J’ai admis à don Juan qu’il avait tout à fait raison, qu’il y avait eu tant de détails dont j’avais été conscient, mais qui n’avaient rien signifié pour moi à l’époque, comme par exemple l’extase de mon ami en regardant le paysage autour de nous. Il arrêtait la voiture juste pour regarder, pendant des heures, les montagnes au loin, ou le lit de la rivière, ou le désert. J’ai rejeté cela comme la sentimentalité idiote d’un homme d’âge mûr. Je lui ai même fait de vagues allusions qu’il buvait peut-être trop. Il m’a dit que dans les cas extrêmes, un verre permettrait à un homme un moment de paix et de détachement, un moment assez long pour savourer quelque chose d’irremplaçable.

« C’était, en fait, le voyage pour ses yeux seuls », dit don Juan. « Les sorciers font un tel voyage et, dedans, rien ne compte sauf ce que leurs yeux peuvent absorber. Votre ami se déchargeait de tout ce qui était superflu. »

J’ai avoué à don Juan que j’avais ignoré ce qu’il m’avait dit à propos de mon ami mourant parce que, à un niveau inconnu, j’avais su que c’était vrai.

« Les sorciers ne disent jamais les choses à la légère », dit-il. « Je suis très prudent sur ce que je vous dis ou à n’importe qui d’autre. La différence entre vous et moi, c’est que je n’ai pas de temps du tout, et j’agis en conséquence. Vous, d’un autre côté, croyez que vous avez tout le temps du monde, et vous agissez en conséquence. Le résultat final de nos comportements individuels est que je mesure tout ce que je fais et dis, et vous non. »

J’ai concédé qu’il avait raison, mais je l’ai assuré que ce qu’il disait n’atténuait pas mon trouble, ni ma tristesse. J’ai alors laissé échapper, de manière incontrôlable, toutes les nuances de mes sentiments confus. Je lui ai dit que je n’étais pas à la recherche de conseils. Je voulais qu’il me prescrive un moyen de sorcier pour mettre fin à mon angoisse. Je croyais être vraiment intéressé à obtenir de lui un relaxant naturel, un Valium organique, et je le lui ai dit. Don Juan secoua la tête, perplexe.

« Vous êtes trop », dit-il. « Prochainement, vous allez demander un médicament de sorcier pour vous débarrasser de tout ce qui vous ennuie, sans aucun effort de votre part – juste l’effort d’avaler ce qui est donné. Plus le goût est affreux, meilleurs sont les résultats. C’est la devise de votre homme occidental.

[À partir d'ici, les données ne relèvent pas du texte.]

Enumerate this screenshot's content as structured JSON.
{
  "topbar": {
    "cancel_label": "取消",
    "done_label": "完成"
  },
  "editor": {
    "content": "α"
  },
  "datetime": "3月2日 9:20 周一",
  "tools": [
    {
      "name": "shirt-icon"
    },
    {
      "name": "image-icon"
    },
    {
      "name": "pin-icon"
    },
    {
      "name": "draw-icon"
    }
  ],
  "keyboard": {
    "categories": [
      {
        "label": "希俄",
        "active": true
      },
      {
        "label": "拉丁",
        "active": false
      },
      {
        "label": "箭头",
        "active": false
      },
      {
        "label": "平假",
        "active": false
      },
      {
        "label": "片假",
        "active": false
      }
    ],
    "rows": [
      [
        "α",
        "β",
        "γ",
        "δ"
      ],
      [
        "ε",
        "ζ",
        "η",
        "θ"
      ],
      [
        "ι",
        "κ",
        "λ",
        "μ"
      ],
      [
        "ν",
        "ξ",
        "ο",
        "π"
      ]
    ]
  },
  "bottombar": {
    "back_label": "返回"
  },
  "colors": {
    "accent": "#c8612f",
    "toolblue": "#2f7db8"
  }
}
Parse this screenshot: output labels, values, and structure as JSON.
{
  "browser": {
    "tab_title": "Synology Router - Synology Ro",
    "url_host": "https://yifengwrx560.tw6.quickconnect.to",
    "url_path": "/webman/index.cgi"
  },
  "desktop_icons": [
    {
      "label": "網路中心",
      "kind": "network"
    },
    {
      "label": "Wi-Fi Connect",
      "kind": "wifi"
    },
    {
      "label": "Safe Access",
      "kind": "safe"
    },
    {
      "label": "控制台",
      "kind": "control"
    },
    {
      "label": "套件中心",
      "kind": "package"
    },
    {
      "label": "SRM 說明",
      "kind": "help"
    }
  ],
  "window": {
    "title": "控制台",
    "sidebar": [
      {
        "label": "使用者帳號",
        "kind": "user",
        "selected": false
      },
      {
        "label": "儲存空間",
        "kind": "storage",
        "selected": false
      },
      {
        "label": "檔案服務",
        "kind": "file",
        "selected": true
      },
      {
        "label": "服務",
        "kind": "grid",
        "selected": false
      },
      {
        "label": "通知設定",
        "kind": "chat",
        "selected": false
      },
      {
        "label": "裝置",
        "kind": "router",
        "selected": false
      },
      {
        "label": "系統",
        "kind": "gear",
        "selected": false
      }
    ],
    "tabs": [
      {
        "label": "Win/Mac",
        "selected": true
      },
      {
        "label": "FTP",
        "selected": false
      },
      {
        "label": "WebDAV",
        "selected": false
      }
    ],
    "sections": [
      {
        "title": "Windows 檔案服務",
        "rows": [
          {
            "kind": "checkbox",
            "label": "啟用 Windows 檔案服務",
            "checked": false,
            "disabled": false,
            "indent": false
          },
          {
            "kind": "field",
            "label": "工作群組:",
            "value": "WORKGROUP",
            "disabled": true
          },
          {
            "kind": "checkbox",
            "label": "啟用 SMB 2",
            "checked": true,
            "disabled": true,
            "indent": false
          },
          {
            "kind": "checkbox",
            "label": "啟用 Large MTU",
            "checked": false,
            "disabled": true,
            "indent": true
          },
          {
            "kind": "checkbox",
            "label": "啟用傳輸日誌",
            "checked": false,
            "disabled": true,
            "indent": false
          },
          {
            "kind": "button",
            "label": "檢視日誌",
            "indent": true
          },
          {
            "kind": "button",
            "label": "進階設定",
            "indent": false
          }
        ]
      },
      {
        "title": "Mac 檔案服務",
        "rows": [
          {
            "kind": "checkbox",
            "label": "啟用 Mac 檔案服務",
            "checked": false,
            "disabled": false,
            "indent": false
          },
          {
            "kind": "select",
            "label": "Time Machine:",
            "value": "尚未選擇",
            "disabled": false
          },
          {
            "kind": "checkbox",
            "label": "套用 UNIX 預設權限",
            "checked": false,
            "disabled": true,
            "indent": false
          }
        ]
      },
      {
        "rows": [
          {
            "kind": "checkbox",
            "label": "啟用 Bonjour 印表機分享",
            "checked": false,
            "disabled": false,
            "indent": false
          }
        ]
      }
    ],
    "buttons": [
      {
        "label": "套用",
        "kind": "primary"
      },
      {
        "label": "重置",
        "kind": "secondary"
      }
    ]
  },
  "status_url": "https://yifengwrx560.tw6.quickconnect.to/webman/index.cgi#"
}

Vous voulez des résultats – une potion et vous êtes guéri. »

« Les sorciers affrontent les choses d’une manière différente », a poursuivi don Juan. « Comme ils n’ont pas de temps à perdre, ils se donnent entièrement à ce qui se trouve devant eux. Votre trouble est le résultat de votre manque de sobriété. Vous n’avez pas eu la sobriété de remercier votre ami correctement. Cela arrive à chacun de nous. Nous n’exprimons jamais ce que nous ressentons, et quand nous le voulons, il est trop tard, car nous avons manqué de temps. Ce n’est pas seulement votre ami qui a manqué de temps. Vous aussi, vous en avez manqué. Vous auriez dû le remercier abondamment en Arizona. Il s’est donné la peine de vous faire visiter, et que vous le compreniez ou non, à la gare routière, il vous a donné le meilleur de lui-même. Mais au moment où vous auriez dû le remercier, vous étiez en colère contre lui – vous le jugiez, il était méchant avec vous, peu importe. Et puis vous avez reporté de le voir. En réalité, ce que vous avez fait, c’est reporter de le remercier. Maintenant, vous êtes coincé avec un fantôme à vos trousses. Vous ne pourrez jamais payer ce que vous lui devez. »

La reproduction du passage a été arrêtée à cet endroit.